Sei stato anche Principal guest al Teatro Michajlovskij di San Pietroburgo, uno dei più antichi della Russia, fondato nel 1833 dallo Zar Nicola I e dedicato soprattutto ad accogliere spettacoli di compagnie teatrali straniere, in particolare francesi. In questo teatro nel lontano 1891 avvenne la prima assoluta dell’Amleto di Shakespeare. Cosa ha significato per te entrare in uno dei templi del teatro mondiale?

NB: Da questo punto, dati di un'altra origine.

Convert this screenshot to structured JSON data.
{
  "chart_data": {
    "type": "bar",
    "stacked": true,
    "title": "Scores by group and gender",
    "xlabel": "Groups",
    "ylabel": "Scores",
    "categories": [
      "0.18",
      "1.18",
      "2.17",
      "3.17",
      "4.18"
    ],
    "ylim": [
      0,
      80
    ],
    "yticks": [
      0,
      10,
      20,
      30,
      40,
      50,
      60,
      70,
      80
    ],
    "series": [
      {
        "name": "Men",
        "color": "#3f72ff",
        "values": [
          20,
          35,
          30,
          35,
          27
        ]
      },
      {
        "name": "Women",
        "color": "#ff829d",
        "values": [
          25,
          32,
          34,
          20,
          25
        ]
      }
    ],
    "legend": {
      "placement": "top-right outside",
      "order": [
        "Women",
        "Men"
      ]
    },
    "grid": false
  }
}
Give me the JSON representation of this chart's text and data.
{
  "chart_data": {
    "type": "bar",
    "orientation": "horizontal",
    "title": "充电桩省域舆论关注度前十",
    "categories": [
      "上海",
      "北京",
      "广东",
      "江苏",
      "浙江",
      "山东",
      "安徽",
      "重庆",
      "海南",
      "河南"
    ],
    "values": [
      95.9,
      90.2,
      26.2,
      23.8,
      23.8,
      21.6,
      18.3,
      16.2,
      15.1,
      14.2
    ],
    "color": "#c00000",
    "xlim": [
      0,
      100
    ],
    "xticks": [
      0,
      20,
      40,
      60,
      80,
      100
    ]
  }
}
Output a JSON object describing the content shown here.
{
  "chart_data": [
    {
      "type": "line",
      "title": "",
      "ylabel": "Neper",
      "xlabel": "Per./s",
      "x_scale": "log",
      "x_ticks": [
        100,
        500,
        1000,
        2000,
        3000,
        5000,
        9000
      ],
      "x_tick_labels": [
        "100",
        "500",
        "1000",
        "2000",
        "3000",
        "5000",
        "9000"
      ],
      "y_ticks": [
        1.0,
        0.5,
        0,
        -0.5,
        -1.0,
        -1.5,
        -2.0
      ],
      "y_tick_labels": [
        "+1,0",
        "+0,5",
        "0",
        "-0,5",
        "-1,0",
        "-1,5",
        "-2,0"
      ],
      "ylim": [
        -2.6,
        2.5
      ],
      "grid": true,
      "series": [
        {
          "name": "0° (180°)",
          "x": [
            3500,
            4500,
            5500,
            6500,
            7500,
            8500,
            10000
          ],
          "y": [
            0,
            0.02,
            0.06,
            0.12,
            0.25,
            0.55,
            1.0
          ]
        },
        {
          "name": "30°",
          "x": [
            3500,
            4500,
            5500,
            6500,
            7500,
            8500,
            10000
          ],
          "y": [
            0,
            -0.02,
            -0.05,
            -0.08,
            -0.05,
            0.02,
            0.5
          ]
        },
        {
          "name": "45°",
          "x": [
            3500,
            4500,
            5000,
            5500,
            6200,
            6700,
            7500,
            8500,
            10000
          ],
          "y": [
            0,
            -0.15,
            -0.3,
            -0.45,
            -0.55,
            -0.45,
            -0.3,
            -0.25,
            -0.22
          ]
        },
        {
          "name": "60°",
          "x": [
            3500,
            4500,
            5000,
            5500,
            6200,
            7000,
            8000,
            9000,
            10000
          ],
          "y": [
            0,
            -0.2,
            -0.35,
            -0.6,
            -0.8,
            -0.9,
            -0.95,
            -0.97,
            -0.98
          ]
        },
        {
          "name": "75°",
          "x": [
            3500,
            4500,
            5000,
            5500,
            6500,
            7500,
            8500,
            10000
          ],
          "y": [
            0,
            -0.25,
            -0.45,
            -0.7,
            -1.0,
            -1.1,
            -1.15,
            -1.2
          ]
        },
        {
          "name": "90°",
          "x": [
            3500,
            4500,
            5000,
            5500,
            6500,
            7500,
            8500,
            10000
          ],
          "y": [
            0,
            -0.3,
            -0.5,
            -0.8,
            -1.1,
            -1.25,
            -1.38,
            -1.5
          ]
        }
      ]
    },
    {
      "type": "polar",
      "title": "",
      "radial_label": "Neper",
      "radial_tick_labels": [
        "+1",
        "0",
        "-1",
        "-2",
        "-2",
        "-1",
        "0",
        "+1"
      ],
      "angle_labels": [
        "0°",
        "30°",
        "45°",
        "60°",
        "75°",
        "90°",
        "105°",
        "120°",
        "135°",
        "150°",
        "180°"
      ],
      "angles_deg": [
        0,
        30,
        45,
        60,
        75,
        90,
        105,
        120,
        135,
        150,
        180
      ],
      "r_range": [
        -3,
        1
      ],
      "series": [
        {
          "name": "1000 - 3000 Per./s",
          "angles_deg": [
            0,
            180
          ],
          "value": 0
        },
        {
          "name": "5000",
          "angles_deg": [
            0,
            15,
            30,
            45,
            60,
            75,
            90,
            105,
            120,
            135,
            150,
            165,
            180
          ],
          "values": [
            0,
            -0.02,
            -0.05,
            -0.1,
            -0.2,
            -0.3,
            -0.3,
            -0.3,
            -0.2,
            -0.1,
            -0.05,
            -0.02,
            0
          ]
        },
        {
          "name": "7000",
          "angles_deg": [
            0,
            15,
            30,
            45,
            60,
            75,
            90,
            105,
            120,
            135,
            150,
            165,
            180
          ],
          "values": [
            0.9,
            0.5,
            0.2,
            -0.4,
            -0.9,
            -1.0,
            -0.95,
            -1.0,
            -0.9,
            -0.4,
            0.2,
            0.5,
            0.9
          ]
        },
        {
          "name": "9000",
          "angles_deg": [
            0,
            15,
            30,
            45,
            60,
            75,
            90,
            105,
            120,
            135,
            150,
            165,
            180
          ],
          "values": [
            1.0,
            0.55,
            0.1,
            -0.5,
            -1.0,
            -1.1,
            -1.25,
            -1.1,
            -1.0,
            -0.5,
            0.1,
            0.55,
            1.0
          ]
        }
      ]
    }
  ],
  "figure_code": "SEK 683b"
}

Pur essendo più piccolo del Marinskij, il teatro Michajlovskij non è certo secondo per importanza, ma semplicemente un teatro che svolge un ruolo culturale diverso e quindi con un repertorio diverso. Infatti mentre al Marinskij la parte principale del repertorio è dedicata ai balletti della grande tradizione ottocentesca ed inizio novecento, il teatro Michajlovskij dedica la parte principale del suo repertorio alle coreografie ottocentesche meno famose ma soprattutto alle nuove creazioni. All’epoca del mio soggiorno a Leningrado al Teatro Michajlovskij veniva rappresentato ad esempio “Harlequinde” e “La Sosta della Cavalleria” balletti meno conosciuti di Petipa, ma anche delle nuove creazioni tra le quali ricordo un meraviglioso “Romeo e Giulietta” e un “Macbeth” del coreografo Nikolaij Bajarcikov. L’aver lavorato al Michajlovskij mi ha dato una notevole ricchezza ed esperienza proprio per la diversità del suo repertorio.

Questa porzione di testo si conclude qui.